With TUNA's underlying product coming in, a 3.5 million run on top of a drastic price reduction should push volume. With price perceptions at extreme highs, both TUNA and TUGR will be reduced in price 25%. For TUGR, this brings us much closer to the ideal price for the EL segment. It is still off by quite a bit for TUNA, but this is the time for TUNA to skim as much margin as possible.

Ad dollars are at pretty much the same level across all of the brands. Though the experiments tell us to increase ad spend in certain areas, right now it is just not affordable with such a constrained budget and so many brands in our portfolio. If this becomes too much of an issue, we should explore shelving a low-profitability brand. Or slash its budget to shift resources into brands that could either use help or could have a big boost.

Next period, the need for our sizable commercial teams will have to be explored as a potential cost-saving measure, especially if we do not see a sizable gain in our budget. Without a gain, it will be difficult to R&D a third Nutrites product with so many other products in our portfolio.

At first we were worried that a team may be entering Nutrites this period, but their investment of $2.7 million is not nearly enough capital to complete a Nutrites project. The cheapest Nutrites project that we were able to estimate was $4.28 million, and that was with every attribute at a 10 out of 100. That means we have at least one more period of Nutrites dominance. Team R (the ones that invested), had their budget jump by a large margin this period, so they will have more than enough to enter the market. Hopefully they will use the same methodology for their RIBS R&D, since it ended up not aligning with the LI segment's ideal product.

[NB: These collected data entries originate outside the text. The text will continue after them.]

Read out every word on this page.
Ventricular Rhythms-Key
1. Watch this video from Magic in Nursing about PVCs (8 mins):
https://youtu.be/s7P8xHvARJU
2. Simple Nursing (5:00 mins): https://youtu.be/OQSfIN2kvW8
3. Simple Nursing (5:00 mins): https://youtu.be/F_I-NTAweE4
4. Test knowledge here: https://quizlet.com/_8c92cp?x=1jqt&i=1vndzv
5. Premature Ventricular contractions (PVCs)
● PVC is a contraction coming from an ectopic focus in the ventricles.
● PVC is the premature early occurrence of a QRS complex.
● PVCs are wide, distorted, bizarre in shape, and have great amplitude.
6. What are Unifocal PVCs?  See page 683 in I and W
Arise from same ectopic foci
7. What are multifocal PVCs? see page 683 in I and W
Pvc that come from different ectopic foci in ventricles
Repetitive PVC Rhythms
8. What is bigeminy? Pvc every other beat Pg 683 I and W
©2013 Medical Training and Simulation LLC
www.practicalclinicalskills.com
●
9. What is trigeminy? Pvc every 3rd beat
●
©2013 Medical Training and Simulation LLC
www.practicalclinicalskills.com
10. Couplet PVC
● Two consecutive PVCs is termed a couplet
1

For a last minute change, the decrease in price for TUGR and TUNA will not be as drastic. With the market still closed to outsiders for at least one more period, perhaps skimming more margin would be a better tactic. At the $45/unit price point, the first 2.6 million units beyond our sales from last period would be going towards covering the lost margin of approximately $9.22/unit (not $15 because our average selling price is ~61% of the retail price). We will instead have to depend on the first 1.5 million units after passing our previous period, a much more manageable figure, which could also be easily covered by the increase in volume simply due to the price break. With this price move, we should hopefully be able to see what the elasticity is, but due to the shift in TUNA and the change in its underlying product, the results may be a bit muddy.

Results:

Ouch. This decision shows the truth of the axiom "if it ain't broke, don't fix it," and boy did we break it. Over 7 million in unit sales lost for TINY compared to last period. Over 9 million in inventory just for TINY. One major issue can be seen in the semantic perceptual maps. TINY is lined up with every single metric except for price, even though price did not change at all. TINY is currently perceived as being too expensive. So the question now becomes: should we change the price or pump ad dollars into shifting the perception of our price? Possibly a combination of the two will bring the market back together like it was in previous periods. We lost over a third of our sales for TINY, dropping from 20.3 million units down to 13.2 million. This fluctuation cost us $37.8 million in contribution margin. It also cost us $2.2 million in holding costs. All-in-all this hurt. A lot.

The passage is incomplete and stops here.